Uterine artery Doppler

Uterine artery Doppler testing measures blood flow from the mother to the placenta via her uterine arteries.

During pregnancy, the uterine arteries enlarge and dilate; this permits a larger volume of blood to flow into the placenta. The maternal blood vessels feeding the placenta also relax to lower resistance, thus increasing the blood flow into the placenta. Doppler images such as the one below, with their dips and peaks, can tell specialists how well the blood is flowing through the uterine blood vessels, and whether there is the right amount of resistance.

Umbilical artery Doppler

Umbilical artery Doppler testing uses the same technology as the uterine artery Doppler to measure the fetal blood flow to the placenta.  

Umbilical artery Doppler

An abnormal uterine artery Doppler could indicate that there is lower blood flow and less nutrient-rich blood for the developing fetus. This could imply not only a restricted blood supply, but is also a significant risk factor for long-term maternal cardiovascular disease. Women with abnormal uterine artery Doppler will be monitored closely, as they may be at risk for preterm delivery (<32 weeks).

Placental Growth Factor (PlGF)

PlGF is produced mainly by the developing placenta (trophoblast) and is secreted into maternal blood. The levels of PlGF rise during the second trimester, such that by the time the fetus is viable, normal levels of PlGF strongly indicate normal placental function.

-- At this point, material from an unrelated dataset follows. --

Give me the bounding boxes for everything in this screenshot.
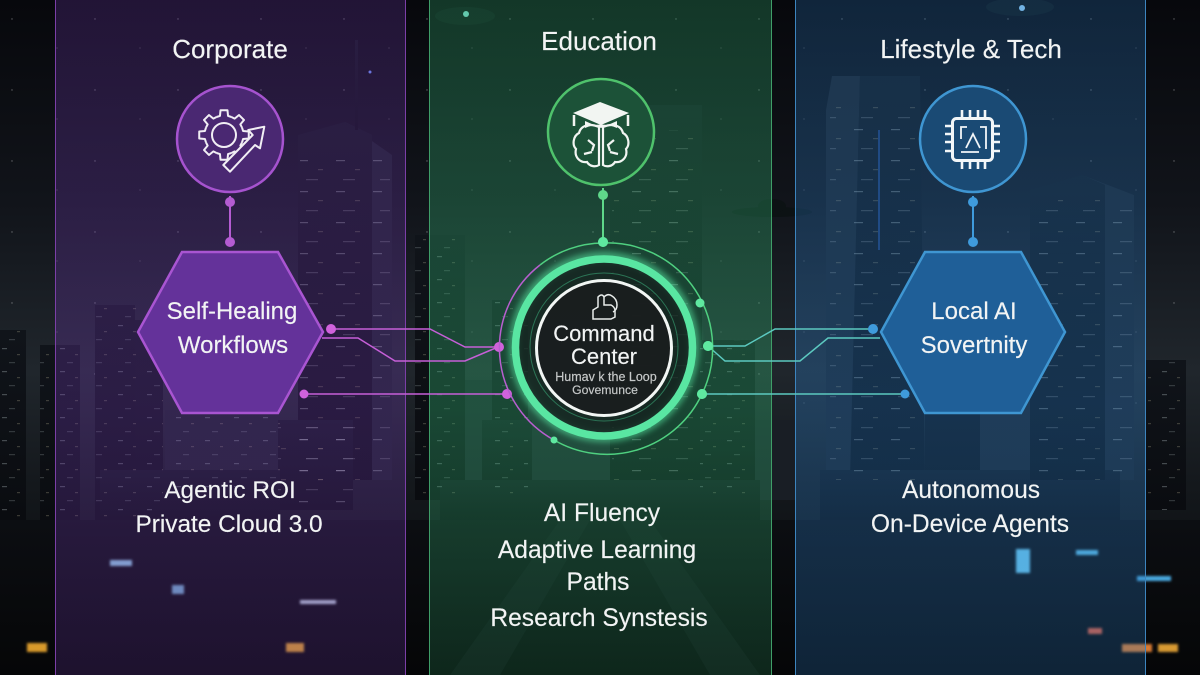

In women with suspected “placental insufficiency” i.e. with elevated blood pressure or a small for dates uterus, low levels of PlGF (<100 pg/mL) can direct clinicians to do further testing for maternal pre-eclampsia and/or fetal growth restriction (FGR). Approximately 1/3 of such women will be found to have pre-eclampsia and/or FGR. Conversely, if PlGF levels are normal in this context, 98% of women will have healthy pregnancies for the subsequent 2 weeks (negative predictive value = 98%).

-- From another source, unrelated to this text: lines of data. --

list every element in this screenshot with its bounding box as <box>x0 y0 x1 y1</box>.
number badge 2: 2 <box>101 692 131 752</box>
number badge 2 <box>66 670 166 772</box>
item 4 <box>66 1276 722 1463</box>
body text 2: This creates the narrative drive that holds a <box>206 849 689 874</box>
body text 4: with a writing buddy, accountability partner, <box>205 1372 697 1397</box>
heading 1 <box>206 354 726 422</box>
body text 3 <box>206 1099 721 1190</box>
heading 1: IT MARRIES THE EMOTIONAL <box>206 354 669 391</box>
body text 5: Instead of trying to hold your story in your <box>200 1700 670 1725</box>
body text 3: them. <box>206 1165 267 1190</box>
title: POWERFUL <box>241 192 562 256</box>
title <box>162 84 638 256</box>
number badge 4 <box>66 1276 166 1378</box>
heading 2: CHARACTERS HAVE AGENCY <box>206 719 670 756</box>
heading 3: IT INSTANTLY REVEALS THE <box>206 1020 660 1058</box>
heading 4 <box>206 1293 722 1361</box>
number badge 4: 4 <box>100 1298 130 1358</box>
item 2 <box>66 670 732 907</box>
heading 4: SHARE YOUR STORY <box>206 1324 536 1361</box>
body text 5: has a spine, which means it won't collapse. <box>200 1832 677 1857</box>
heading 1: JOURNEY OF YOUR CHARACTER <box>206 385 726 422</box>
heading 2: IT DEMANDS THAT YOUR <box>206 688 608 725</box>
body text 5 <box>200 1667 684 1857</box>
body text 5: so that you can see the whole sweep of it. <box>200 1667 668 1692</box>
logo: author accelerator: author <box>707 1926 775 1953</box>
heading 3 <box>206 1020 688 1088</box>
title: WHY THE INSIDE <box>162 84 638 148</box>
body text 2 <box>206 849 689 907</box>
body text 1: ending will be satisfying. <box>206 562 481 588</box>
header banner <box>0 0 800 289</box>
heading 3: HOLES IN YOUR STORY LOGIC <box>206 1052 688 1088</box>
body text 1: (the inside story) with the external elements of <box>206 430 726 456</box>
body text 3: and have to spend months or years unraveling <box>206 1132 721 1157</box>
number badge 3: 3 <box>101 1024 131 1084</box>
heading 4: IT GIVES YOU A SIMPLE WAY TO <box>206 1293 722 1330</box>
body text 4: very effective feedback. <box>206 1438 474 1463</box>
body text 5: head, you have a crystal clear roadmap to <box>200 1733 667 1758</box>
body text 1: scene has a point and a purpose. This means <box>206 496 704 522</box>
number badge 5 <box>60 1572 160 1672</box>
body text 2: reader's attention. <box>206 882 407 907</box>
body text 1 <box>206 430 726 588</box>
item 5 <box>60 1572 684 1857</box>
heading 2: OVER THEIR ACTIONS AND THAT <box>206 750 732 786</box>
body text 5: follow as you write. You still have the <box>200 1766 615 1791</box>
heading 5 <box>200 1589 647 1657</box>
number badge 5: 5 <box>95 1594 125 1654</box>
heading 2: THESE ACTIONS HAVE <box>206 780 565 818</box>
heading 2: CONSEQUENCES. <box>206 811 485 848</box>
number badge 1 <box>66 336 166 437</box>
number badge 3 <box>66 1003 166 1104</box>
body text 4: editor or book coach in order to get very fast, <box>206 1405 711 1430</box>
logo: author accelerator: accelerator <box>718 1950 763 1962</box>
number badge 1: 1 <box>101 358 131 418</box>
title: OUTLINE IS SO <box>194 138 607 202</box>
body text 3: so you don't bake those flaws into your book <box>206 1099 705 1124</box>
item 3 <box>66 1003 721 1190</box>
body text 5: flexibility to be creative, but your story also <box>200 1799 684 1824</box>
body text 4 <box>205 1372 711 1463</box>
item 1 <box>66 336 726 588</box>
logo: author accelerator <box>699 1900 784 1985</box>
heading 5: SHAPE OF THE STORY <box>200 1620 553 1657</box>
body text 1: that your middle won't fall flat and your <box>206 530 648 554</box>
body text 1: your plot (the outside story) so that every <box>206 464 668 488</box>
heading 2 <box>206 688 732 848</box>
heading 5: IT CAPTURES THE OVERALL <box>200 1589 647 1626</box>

The test is valid from 22-36 weeks gestation. 

The PlGF blood test result is available in 1-2 hours at Mount Sinai Hospital and therefore is a substantial aid to clinical care. Women with low PlGF levels can have direct access to MFM expertise for advice and care.  Mount Sinai is the first hospital in Canada to provide diagnostic PlGF testing in pregnancy for suspected pre-eclampsia or FGR.